The Kasich administration would need to file a waiver to get federal approval for the freeze.
The freeze is one of more 400 state budget provisions that a joint conference committee will be working out Tuesday night and possibly early Wednesday morning, leading to full House and Senate budget votes on Wednesday afternoon.
Among the other expected resolutions include removing Senate language that soften wind turbine restrictions, removing language related to utility credit ratings and electricity bills, and longer-term help for counties that are losing $209 million in annual Medicaid sales tax revenue.
The expansion freeze would cause hundreds of thousands of poor Ohioans to lose to health coverage and the state to forfeit hundreds of millions of dollars used to fight opioid abuse, according to the Kasich administration.
"When Arizona implemented a similar freeze in 2011, 70 percent of the people who were enrolled when the freeze took effect were not on the program 18 months later. If a similar result occurs in Ohio, more than 500,000 Ohioans could lose coverage," according to a memo from Greg Moody, director of the Governor's Office of Health Transformation.
That estimate may not take into account the exemption for current enrollees with drug or mental health issues.
The freeze comes as health care uncertainty swirls in Washington, where Republicans could end or significantly alter Medicaid expansion coverage. The federal government currently pays 95 percent of the cost of the expansion.
Some Republicans are concerned about the growing size and cost of Medicaid.
Rep. Andrew Brenner, R-Powell, said if the federal government dropped its share of the expansion to the more typical 60 percent covered for traditional Medicaid, it would cost the state $1.6 billion per year.
Kasich, a big supporter of the Medicaid expansion, could veto the provision before he signs the budget bill on Friday, the final day of the fiscal year. He has pointed to the need to help those "in the shadows" and stresses how much the expansion does to help the mentally ill and drug addicted.
Of the nearly $1 billion Ohio spent on the drug addiction crisis in 2016, Moody noted, an estimated $650 million was paid for by Medicaid for drug addiction and behavioral health services, including $279 million through the expansion.
Senate Republican leaders reportedly are saying they have the votes to override a veto, which takes a three-fifths majority.
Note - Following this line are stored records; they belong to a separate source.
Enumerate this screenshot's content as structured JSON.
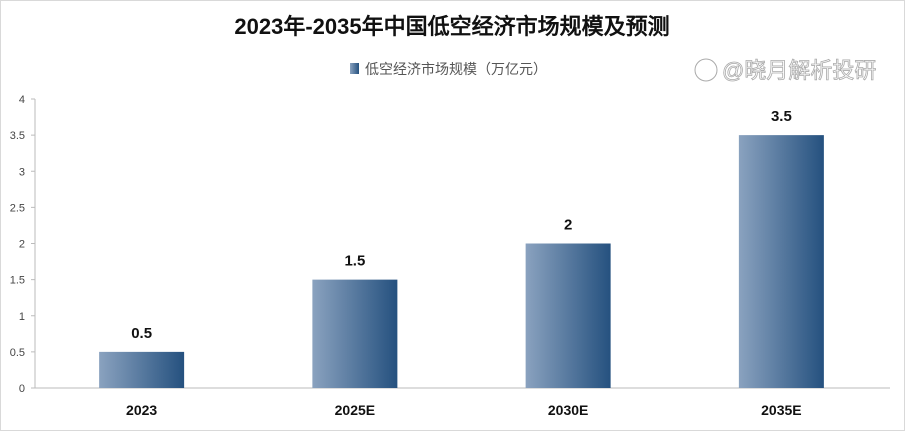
{
  "chart_data": {
    "type": "bar",
    "title": "2023年-2035年中国低空经济市场规模及预测",
    "categories": [
      "2023",
      "2025E",
      "2030E",
      "2035E"
    ],
    "series": [
      {
        "name": "低空经济市场规模（万亿元）",
        "values": [
          0.5,
          1.5,
          2,
          3.5
        ]
      }
    ],
    "data_labels": [
      "0.5",
      "1.5",
      "2",
      "3.5"
    ],
    "ylim": [
      0,
      4
    ],
    "yticks": [
      "0",
      "0.5",
      "1",
      "1.5",
      "2",
      "2.5",
      "3",
      "3.5",
      "4"
    ],
    "grid": false,
    "legend": "top-center",
    "colors": {
      "bar_light": "#8aa2bf",
      "bar_dark": "#25517f"
    }
  },
  "watermark": "@晓月解析投研"
}
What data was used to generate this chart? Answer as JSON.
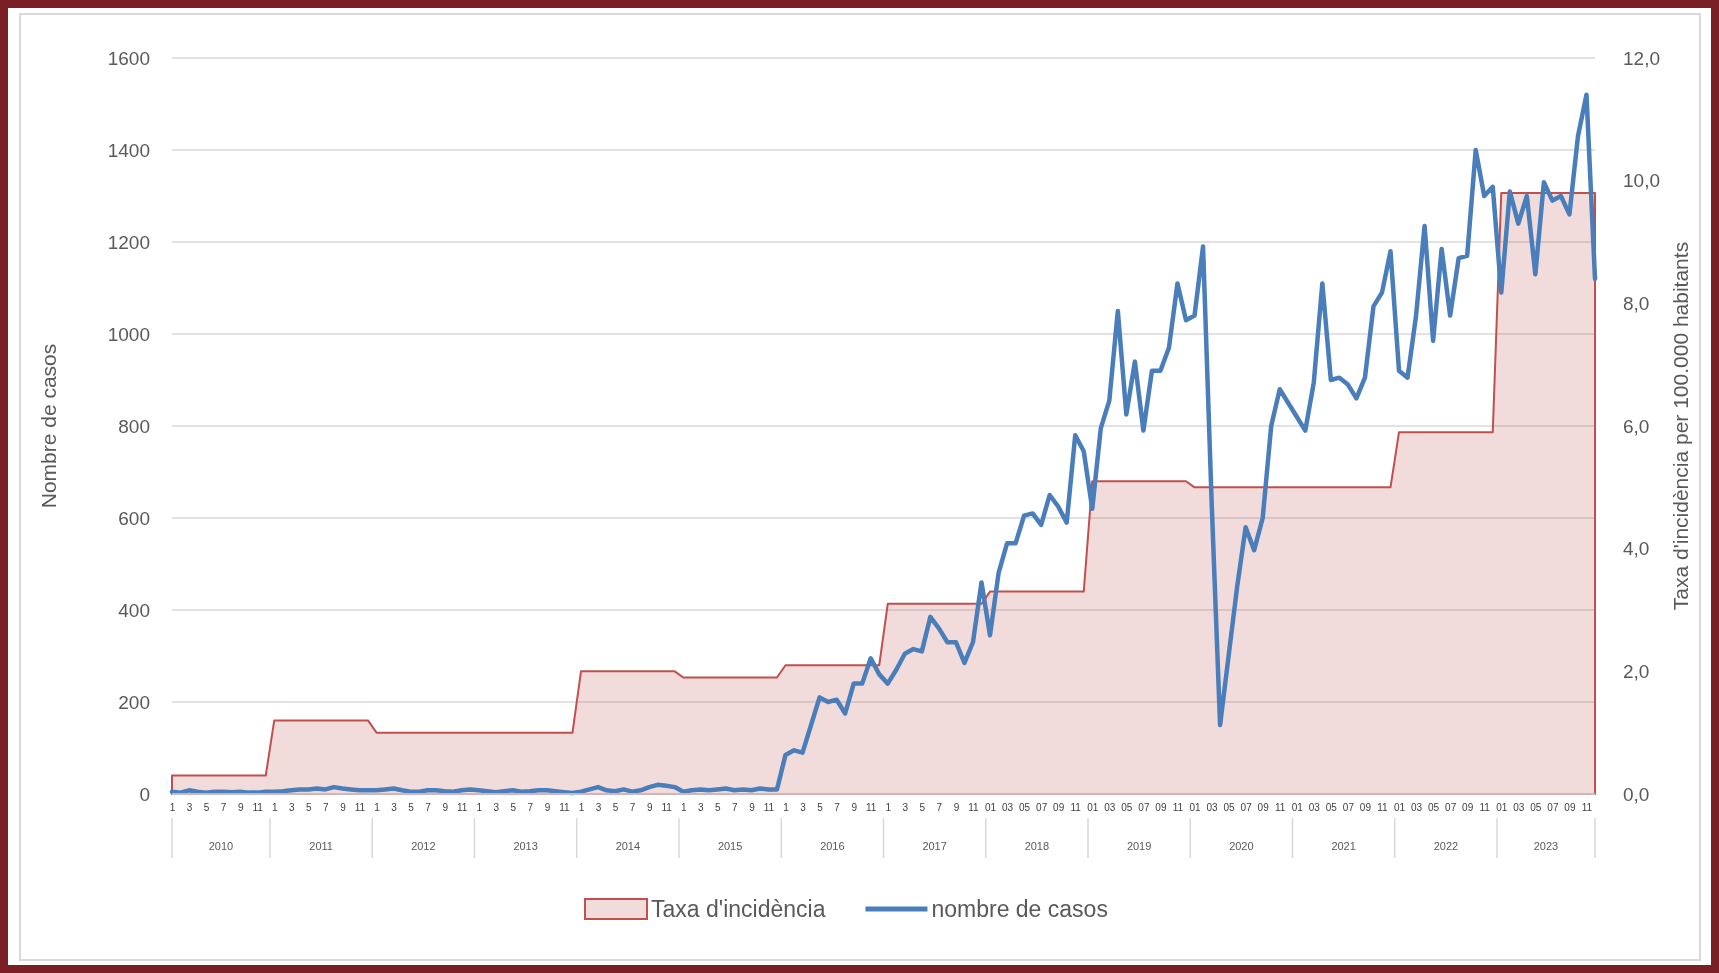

The House may have the votes as well, but there is less certainty.
Lawmakers also are expected to ask Kasich to get federal permission to help counties and transit authorities that stand to lose more than $200 million a year because they and the state can no longer apply the sales tax to Medicaid managed care services.
Those losses include $12 million annually for Franklin County and about $5 million for the Central Ohio Transit Authority.
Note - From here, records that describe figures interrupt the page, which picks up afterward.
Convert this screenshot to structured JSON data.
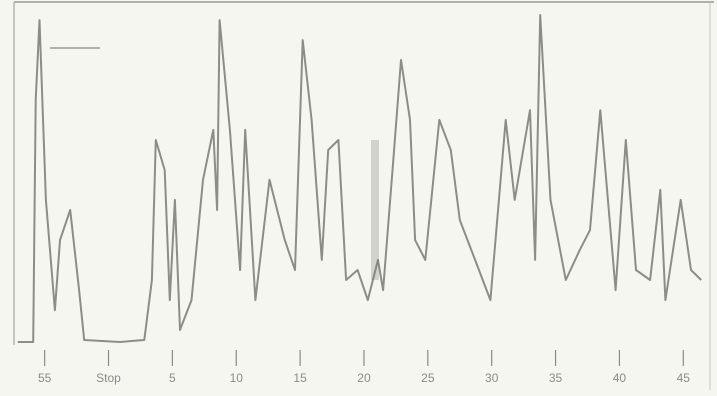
{
  "chart_data": {
    "type": "line",
    "x": [
      52.9,
      54.1,
      54.3,
      54.6,
      55.1,
      55.8,
      56.2,
      57.0,
      57.7,
      58.1,
      60.9,
      62.8,
      63.4,
      63.7,
      64.4,
      64.8,
      65.2,
      65.6,
      66.5,
      67.4,
      68.2,
      68.5,
      68.7,
      69.5,
      70.3,
      70.7,
      71.5,
      72.6,
      73.8,
      74.6,
      75.2,
      75.9,
      76.7,
      77.2,
      78.0,
      78.6,
      79.5,
      80.3,
      81.1,
      81.5,
      82.3,
      82.9,
      83.6,
      84.0,
      84.8,
      85.9,
      86.8,
      87.5,
      88.7,
      89.9,
      91.1,
      91.8,
      93.0,
      93.4,
      93.8,
      94.6,
      95.8,
      96.9,
      97.7,
      98.5,
      99.7,
      100.5,
      101.3,
      102.4,
      103.2,
      103.6,
      104.8,
      105.6,
      106.4
    ],
    "values": [
      0.9,
      0.9,
      73.1,
      97.0,
      43.3,
      10.4,
      31.3,
      40.3,
      16.4,
      1.5,
      0.9,
      1.5,
      19.4,
      61.2,
      52.2,
      13.4,
      43.3,
      4.5,
      13.4,
      49.3,
      64.2,
      40.3,
      97.0,
      64.2,
      22.4,
      64.2,
      13.4,
      49.3,
      31.3,
      22.4,
      91.0,
      67.2,
      25.4,
      58.2,
      61.2,
      19.4,
      22.4,
      13.4,
      25.4,
      16.4,
      55.2,
      85.1,
      67.2,
      31.3,
      25.4,
      67.2,
      58.2,
      37.3,
      25.4,
      13.4,
      67.2,
      43.3,
      70.1,
      25.4,
      98.5,
      43.3,
      19.4,
      28.4,
      34.3,
      70.1,
      16.4,
      61.2,
      22.4,
      19.4,
      46.3,
      13.4,
      43.3,
      22.4,
      19.4
    ],
    "color": "#7a7a76",
    "xlim": [
      52.6,
      106.7
    ],
    "ylim": [
      0,
      100
    ],
    "xticks": [
      {
        "value": 55,
        "label": "55"
      },
      {
        "value": 60,
        "label": "Stop"
      },
      {
        "value": 65,
        "label": "5"
      },
      {
        "value": 70,
        "label": "10"
      },
      {
        "value": 75,
        "label": "15"
      },
      {
        "value": 80,
        "label": "20"
      },
      {
        "value": 85,
        "label": "25"
      },
      {
        "value": 90,
        "label": "30"
      },
      {
        "value": 95,
        "label": "35"
      },
      {
        "value": 100,
        "label": "40"
      },
      {
        "value": 105,
        "label": "45"
      }
    ]
  }
}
Under the proposal, Kasich must seek federal approval to increase the franchise fee on health insurers to provide $207 million annually for six years for counties and transits, ending July 1, 2024. Kasich wants a fee increase large enough to cover the state's loss, but proposed only short-term relief for local governments.
Kasich's budget director has said the governor opposes a permanent replacement of those local dollars, and some wonder if he'll veto this latest proposal.
"It's a little inconsistent for him to say that the counties shouldn't rely on it since they've only had it for six years. It's the same for the state," said Sen. Matt Dolan, R-Chagrin Falls.
Plus, Dolan said, the counties are on the front lines of the opioid crisis, including foster care and coroners.
"This is not a time to walk away from counties," he said. "And public transportation is about creating jobs. If you look at where the jobs are, you need public transportation to get to them."
Dispatch reporter Catherine Candisky contributed to this story.